Bilim, Felsefe

Bilim ve Felsefe Açısından ‘Doğruluk’ Kavramı

Bilim bildiklerimiz, felsefe ise bilemediklerimizdir.

 Felsefe ve bilimde ‘doğruluk’ kavramına bakmadan önce bu iki uğraşın neler olduğunu, benzer yanlarını ve farklılıklarını ortaya koymaya çalışacağım. İlk önce felsefeye bakalım. 

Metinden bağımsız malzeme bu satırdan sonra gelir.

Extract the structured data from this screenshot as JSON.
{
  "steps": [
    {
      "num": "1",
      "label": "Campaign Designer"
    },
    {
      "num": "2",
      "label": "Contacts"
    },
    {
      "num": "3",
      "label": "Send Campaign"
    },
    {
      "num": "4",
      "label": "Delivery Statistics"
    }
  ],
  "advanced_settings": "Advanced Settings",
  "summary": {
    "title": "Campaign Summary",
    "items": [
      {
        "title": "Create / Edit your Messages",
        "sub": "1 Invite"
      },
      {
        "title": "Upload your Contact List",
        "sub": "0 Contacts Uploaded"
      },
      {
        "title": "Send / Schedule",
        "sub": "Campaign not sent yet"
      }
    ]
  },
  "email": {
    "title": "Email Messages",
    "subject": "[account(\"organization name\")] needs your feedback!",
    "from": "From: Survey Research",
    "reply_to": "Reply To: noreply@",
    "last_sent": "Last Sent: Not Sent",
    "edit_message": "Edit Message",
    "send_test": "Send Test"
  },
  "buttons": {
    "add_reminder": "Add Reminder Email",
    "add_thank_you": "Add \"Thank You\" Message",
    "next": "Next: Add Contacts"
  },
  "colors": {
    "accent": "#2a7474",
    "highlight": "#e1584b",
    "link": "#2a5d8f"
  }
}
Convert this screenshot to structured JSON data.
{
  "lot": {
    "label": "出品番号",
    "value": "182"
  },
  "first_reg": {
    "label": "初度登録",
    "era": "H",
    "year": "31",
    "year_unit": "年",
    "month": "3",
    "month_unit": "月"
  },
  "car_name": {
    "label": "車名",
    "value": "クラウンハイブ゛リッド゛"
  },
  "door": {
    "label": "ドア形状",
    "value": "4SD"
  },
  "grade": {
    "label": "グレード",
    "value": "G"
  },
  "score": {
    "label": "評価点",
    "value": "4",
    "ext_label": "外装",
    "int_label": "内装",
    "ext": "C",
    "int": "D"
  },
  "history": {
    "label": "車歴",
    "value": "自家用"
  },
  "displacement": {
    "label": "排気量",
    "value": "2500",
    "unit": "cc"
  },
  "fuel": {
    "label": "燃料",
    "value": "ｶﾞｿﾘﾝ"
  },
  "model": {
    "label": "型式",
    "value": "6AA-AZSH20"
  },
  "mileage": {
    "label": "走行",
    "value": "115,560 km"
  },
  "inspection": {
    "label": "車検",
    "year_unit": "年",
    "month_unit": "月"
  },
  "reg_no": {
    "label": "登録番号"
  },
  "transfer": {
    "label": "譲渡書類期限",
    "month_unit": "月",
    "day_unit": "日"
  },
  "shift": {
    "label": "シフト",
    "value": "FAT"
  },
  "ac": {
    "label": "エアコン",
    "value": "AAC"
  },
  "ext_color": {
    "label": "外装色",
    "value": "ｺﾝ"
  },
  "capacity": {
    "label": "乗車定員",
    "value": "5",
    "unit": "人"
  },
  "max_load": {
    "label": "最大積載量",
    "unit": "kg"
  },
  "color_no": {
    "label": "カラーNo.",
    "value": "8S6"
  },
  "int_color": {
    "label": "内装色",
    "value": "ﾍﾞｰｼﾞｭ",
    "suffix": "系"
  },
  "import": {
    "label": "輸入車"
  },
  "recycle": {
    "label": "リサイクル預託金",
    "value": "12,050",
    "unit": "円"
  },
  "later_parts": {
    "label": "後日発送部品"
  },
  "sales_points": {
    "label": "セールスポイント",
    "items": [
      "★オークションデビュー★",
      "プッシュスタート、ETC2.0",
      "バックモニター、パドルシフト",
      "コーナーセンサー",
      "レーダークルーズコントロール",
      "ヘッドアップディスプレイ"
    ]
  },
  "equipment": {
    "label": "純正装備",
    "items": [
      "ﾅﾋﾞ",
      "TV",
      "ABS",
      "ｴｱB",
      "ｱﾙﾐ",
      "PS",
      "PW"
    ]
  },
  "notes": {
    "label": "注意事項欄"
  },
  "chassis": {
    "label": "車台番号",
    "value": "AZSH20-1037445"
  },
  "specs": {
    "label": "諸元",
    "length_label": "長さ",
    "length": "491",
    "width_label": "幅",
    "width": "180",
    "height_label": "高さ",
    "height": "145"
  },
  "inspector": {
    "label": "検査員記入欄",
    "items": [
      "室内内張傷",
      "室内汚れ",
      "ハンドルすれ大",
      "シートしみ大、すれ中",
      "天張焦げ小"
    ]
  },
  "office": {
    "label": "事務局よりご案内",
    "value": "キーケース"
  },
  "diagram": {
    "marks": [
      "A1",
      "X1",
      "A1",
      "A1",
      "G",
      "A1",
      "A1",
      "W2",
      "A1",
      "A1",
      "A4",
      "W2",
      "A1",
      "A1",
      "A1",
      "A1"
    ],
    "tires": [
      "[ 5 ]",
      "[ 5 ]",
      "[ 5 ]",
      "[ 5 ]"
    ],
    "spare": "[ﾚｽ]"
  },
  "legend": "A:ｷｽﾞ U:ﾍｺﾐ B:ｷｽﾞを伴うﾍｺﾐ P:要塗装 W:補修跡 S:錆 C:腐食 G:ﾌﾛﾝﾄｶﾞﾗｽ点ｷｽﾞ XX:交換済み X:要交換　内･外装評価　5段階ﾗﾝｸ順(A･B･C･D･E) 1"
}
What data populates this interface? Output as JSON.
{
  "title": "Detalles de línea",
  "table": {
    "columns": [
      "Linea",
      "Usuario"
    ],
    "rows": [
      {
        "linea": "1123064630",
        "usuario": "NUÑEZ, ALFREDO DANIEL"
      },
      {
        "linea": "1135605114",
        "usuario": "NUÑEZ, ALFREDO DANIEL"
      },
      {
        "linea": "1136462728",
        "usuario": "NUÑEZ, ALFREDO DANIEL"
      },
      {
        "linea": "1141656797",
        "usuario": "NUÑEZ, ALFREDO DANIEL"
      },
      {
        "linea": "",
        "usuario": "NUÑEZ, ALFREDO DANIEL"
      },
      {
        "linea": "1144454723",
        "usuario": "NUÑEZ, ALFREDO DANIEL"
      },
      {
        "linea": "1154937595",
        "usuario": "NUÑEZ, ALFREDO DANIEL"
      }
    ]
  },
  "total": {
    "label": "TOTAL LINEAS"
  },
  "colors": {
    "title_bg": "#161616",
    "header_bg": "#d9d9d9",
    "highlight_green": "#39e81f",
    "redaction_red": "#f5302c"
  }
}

Felsefenin kelime anlamı bilgiyi seven, bilgi yolunda giden demektir. Felsefenin genel bir tanımını yapmak elbette çok zor ama basitçe insanın kendini bilmesi, insanın neyi bilmediğini bilmesi, doğruyu ve hakikati bulma yolunda düşünsel bir çalışma, evren ve yaşamı anlama çabası olarak basite indirgeyebilirim. Bilim ise doğal dünyanın içinde gerçekleşen olayları incelemek, nedensellik ile bağ kurarak insan merakını gidermeye çalışmak, deney ve gözlemle sistematik bir şekilde durumların incelenmesi ve sonuçlandırılması diyebilirim. 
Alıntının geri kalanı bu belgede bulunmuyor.